By contrast, a Matterport‑type 360° scan is an advanced, optional documentation service—not a hand tool. Xactimate recognizes this by providing explicit add‑on line items to bill it when used. If scanning were just a “toolbox” item like a wrench, there would be no separate line items for it.
1) Xactimate created dedicated scan/sketch fee line items
Xactimate includes FEE SCAN3D (for the capture) and FEE SKETCH (for the TruePlan sketch). These exist so professionals can bill for the scan and pass through the TruePlan cost when requested.
2) TruePlan has a published price
TruePlan orders start at $79 per model (size tiers apply). That is a discrete, external service—not embedded overhead.
3) Hand‑tools are already in labor overhead
Depreciation on basic tools lives inside labor overhead. A 3D scan is treated differently—it is separately billable.
What each Xactimate line item covers (short form)
Line Item | What it’s for | What it covers (short) | Typical use case |
---|---|---|---|
FEE SCAN3D | Physical 3D scanning service | Travel; on‑site scan time; equipment use; processing & upload; subscription/admin | Bill technician labor to capture the model |
FEE SKETCH | TruePlan conversion (import‑ready sketch) | Pass‑through of the $79+ TruePlan order; generated ESX/SKX for Xactimate | Recover cost of ordering the TruePlan import file |
“If it were included, why don’t carriers deduct when it isn’t done?”

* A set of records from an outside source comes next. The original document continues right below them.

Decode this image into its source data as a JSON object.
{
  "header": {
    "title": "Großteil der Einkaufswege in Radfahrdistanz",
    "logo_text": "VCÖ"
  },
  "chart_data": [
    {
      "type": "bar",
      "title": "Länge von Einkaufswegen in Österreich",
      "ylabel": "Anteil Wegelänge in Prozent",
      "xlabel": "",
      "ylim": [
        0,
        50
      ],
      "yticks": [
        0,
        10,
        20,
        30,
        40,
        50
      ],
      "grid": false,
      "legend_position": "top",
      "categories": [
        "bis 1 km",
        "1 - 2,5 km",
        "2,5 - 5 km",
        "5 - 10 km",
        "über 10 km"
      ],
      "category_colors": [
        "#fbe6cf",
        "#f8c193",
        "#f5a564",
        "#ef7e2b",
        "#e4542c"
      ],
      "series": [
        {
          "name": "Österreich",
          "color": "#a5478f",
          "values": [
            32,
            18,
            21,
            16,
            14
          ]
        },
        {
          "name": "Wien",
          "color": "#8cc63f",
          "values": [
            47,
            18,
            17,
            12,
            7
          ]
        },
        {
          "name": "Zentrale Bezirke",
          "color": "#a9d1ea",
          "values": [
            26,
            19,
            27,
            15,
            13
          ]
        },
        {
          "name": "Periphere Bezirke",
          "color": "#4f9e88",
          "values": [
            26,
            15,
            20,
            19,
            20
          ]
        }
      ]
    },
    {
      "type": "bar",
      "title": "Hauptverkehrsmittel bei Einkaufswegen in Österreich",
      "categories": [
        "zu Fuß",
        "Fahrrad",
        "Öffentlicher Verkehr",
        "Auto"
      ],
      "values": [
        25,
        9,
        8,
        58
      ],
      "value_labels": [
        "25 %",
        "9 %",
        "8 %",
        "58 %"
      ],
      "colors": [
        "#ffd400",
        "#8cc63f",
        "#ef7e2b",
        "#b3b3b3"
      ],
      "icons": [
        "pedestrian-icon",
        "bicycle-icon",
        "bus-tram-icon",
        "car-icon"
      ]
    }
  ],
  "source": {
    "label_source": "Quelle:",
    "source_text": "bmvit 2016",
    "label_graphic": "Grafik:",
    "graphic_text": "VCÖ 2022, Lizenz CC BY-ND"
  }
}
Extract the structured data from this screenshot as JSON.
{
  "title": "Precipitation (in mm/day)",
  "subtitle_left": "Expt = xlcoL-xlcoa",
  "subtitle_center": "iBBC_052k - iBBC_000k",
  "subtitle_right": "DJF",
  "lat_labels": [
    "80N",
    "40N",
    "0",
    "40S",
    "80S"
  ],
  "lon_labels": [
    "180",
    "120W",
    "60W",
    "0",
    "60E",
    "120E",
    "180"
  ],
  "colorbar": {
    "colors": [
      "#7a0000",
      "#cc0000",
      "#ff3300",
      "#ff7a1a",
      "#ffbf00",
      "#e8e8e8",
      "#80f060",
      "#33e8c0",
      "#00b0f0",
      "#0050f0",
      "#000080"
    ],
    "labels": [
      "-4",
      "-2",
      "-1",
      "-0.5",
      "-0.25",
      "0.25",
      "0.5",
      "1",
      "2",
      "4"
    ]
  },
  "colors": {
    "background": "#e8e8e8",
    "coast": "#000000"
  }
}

Insurance carriers cannot automatically reduce unit pricing when a scan is not performed, because scans are not included in the unit cost in the first place. Nor can a carrier compel a non‑network contractor to provide an optional service simply because a referral‑program vendor chooses to bundle it at no charge.
Why this service benefits insurers (and should be paid)
Third‑party verification and trust
Insurers can rely on measurement accuracy, authentic imagery, and capture timestamps delivered by Matterport’s systems—data that is difficult to manipulate after the fact.
Optional service, extraordinary value
Vendors are not paid less for not scanning; yet when a loss occurs at 2 a.m., carriers rarely have a field team on site. A digital twin gives them remote access, 4K time‑stamped footage, and full‑scene context minutes after mitigation begins. Sharing a digital twin consistently reduces site visits, speeds sketching and estimating, and reduces disputes.
Value proposition
How much would an insurer pay to press a button and receive comprehensive, trusted documentation of loss conditions in near‑real‑time? Digital twins deliver that value at a modest cost—protecting the carrier’s interests with fewer re‑inspections, clearer scope and faster indemnity decisions.